O Ministério do Trabalho e Emprego informou, por meio do portal do eSocial, a previsão de implantação de uma nova funcionalidade no Crédito do Trabalhador a partir de 23 de junho de 2026. A medida permitirá que o trabalhador ofereça garantias em operações de crédito consignado privado, por meio da Carteira de Trabalho Digital — CTPS Digital e dos canais próprios das instituições financeiras habilitadas.
O Crédito do Trabalhador é um programa destinado a empregados do setor privado, incluindo trabalhadores celetistas, domésticos, rurais, empregados de MEI e diretores não empregados com direito ao FGTS. A proposta do programa é facilitar o acesso ao crédito, com possibilidade de substituição de dívidas mais caras por operações com desconto em folha.
Com a nova funcionalidade, o trabalhador poderá ofertar como garantia:
35% das verbas rescisórias;
até 10% do saldo do FGTS;
até 100% da multa rescisória do FGTS.
Na prática, isso significa que, ao contratar uma operação de Crédito do Trabalhador, o empregado poderá autorizar o uso desses valores como garantia do empréstimo. O FGTS não será automaticamente sacado no momento da contratação; ele funcionará como uma garantia complementar, conforme as regras do programa. O Ministério do Trabalho esclarece que, em caso de demissão, as garantias poderão ser utilizadas para quitação da dívida, e eventual saldo remanescente poderá ser pago pelo trabalhador, renegociado com o banco ou cobrado em novo vínculo de emprego.
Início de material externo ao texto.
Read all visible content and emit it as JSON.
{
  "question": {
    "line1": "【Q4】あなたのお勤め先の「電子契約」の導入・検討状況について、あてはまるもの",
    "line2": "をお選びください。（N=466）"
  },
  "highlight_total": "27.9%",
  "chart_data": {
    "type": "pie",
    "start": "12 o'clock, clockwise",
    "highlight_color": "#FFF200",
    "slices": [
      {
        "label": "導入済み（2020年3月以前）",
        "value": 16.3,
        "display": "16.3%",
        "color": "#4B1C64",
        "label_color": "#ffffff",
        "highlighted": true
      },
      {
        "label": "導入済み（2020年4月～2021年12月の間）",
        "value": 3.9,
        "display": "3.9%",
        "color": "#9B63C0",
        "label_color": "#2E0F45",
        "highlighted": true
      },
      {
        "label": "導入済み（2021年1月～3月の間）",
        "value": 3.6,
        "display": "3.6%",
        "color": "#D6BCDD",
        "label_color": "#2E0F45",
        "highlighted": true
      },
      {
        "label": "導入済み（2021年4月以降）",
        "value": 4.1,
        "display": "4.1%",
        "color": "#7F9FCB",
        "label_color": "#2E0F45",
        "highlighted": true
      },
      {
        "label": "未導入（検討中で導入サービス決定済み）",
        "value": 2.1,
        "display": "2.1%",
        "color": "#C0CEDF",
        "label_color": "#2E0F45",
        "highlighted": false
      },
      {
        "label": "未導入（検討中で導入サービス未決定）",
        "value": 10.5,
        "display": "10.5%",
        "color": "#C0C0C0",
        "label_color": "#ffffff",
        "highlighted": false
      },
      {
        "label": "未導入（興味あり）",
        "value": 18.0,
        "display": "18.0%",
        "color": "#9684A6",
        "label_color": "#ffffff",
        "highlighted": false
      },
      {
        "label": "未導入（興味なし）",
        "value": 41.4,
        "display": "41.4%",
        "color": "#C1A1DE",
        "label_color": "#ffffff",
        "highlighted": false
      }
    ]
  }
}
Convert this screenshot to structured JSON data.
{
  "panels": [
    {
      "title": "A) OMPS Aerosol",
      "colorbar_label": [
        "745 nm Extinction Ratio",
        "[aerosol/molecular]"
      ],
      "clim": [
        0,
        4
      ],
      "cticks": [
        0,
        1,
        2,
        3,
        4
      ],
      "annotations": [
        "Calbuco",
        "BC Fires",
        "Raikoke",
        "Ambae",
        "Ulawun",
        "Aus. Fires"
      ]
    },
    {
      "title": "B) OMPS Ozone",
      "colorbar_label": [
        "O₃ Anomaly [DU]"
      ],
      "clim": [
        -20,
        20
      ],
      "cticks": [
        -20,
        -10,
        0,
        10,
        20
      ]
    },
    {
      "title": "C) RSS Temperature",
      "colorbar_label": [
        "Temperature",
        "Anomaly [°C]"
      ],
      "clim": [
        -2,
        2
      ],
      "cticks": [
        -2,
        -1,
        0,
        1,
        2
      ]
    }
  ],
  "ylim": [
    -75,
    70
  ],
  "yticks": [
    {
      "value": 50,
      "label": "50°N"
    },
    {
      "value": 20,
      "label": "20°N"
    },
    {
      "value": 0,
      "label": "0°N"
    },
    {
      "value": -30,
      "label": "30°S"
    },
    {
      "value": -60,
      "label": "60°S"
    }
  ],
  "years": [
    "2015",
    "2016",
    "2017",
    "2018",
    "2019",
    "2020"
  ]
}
Com a implantação da funcionalidade, as empresas deverão se preparar para novas rotinas operacionais relacionadas ao Crédito do Trabalhador. Segundo o comunicado do eSocial, os empregadores deverão:
consultar no Portal Emprega Brasil as informações referentes aos percentuais oferecidos em garantia;
lançar os descontos correspondentes no eSocial;
realizar o recolhimento da guia por meio do FGTS Digital.
Além disso, o empregador deve acompanhar mensalmente as informações relativas a empréstimos consignados contratados por seus empregados, pois as parcelas são descontadas em folha de pagamento e informadas ao eSocial. O FAQ do Ministério do Trabalho orienta que o empregador utilize a rubrica correta na folha e recolha os valores descontados nas guias correspondentes do FGTS Digital.
Portanto, as empresas devem manter seus setores de Departamento Pessoal, Recursos Humanos e contabilidade atentos às novas regras, especialmente em casos de contratação de empréstimos por empregados e em processos de rescisão contratual.
Também é importante orientar os trabalhadores a analisarem cuidadosamente as condições do crédito, como taxa de juros, prazo, valor das parcelas e custo efetivo total da operação, antes da contratação.